No obstante, a pesar de la atención a las referencias en la recreación, Nosferatu posee una pátina propia, pues en ella se distingue la firma de su hacedor: el intimismo y la personalidad compleja de los personajes, las situaciones cargadas y opresivas, el erotismo o sexualidad latente y la presencia de los instintos humanos por encima de lo racional. Además, destaca lo escabroso o escatológico, en ocasiones excesivo pero acorde con los tiempos que corren. También en esto la sociedad parece haber llegado a un nivel de tolerancia considerable, marcada sin duda por unos tiempos cada vez más oscuros a todos los niveles.
Otro elemento a destacar es la nueva personalidad otorgada al vampiro, más cercana a esa imagen del noble asociada a Vlad que a la apariencia ratonil antes comentada y presente en los filmes de Murnau o Herzog.

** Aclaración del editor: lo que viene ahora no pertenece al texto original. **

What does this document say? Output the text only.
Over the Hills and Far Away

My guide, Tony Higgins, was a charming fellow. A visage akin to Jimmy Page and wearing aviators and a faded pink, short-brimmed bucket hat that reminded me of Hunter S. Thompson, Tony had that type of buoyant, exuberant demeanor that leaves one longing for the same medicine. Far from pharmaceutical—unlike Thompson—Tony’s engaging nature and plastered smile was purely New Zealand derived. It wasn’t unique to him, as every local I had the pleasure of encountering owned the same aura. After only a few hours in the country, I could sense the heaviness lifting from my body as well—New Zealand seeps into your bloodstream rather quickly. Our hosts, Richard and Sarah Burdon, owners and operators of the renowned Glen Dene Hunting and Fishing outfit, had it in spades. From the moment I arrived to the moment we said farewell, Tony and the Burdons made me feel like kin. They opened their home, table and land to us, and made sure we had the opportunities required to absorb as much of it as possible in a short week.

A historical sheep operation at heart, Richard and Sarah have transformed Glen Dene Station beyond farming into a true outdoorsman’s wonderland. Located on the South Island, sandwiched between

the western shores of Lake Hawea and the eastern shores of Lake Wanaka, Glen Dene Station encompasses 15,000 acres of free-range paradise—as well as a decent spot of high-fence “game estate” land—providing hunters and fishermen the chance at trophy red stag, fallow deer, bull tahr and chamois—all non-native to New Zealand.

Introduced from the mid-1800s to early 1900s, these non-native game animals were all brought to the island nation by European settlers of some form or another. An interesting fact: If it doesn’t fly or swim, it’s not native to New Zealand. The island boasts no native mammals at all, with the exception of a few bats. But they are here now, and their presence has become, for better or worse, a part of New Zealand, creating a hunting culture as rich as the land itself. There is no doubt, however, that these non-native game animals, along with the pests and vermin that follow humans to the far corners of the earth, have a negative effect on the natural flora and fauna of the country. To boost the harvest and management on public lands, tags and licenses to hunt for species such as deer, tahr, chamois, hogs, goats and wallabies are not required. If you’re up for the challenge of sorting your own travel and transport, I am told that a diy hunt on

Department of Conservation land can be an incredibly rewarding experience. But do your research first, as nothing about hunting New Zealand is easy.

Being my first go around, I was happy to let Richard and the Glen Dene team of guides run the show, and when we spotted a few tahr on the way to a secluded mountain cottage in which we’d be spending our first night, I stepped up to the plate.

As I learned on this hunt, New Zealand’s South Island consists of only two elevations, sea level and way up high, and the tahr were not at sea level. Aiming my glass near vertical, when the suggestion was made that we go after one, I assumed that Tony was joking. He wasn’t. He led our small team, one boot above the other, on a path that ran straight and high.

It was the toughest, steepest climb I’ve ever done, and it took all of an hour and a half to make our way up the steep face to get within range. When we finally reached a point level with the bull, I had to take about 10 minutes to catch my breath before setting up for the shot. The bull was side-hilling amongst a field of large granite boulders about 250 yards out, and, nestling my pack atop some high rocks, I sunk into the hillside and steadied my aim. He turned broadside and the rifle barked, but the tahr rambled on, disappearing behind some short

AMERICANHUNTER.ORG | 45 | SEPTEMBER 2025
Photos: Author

Eggers nos dosifica el misterio y se cuida de no mostrar el rostro de Nosferatu hasta bien avanzada la película.
En definitiva, este nuevo Nosferatu añade un nuevo punto de vista al legendario vampiro y supone una muestra más del interés que suscita este personaje, presente previamente en la literatura —antes de Bram Stoker estuvieron los vampiros premodernos de John William Polidori (El vampiro, 1819), Percy B. Shelley (El vampiro, 1819) o Sheridan Le Fanu (Carmilla, 1872)— y en la tradición y creencias populares.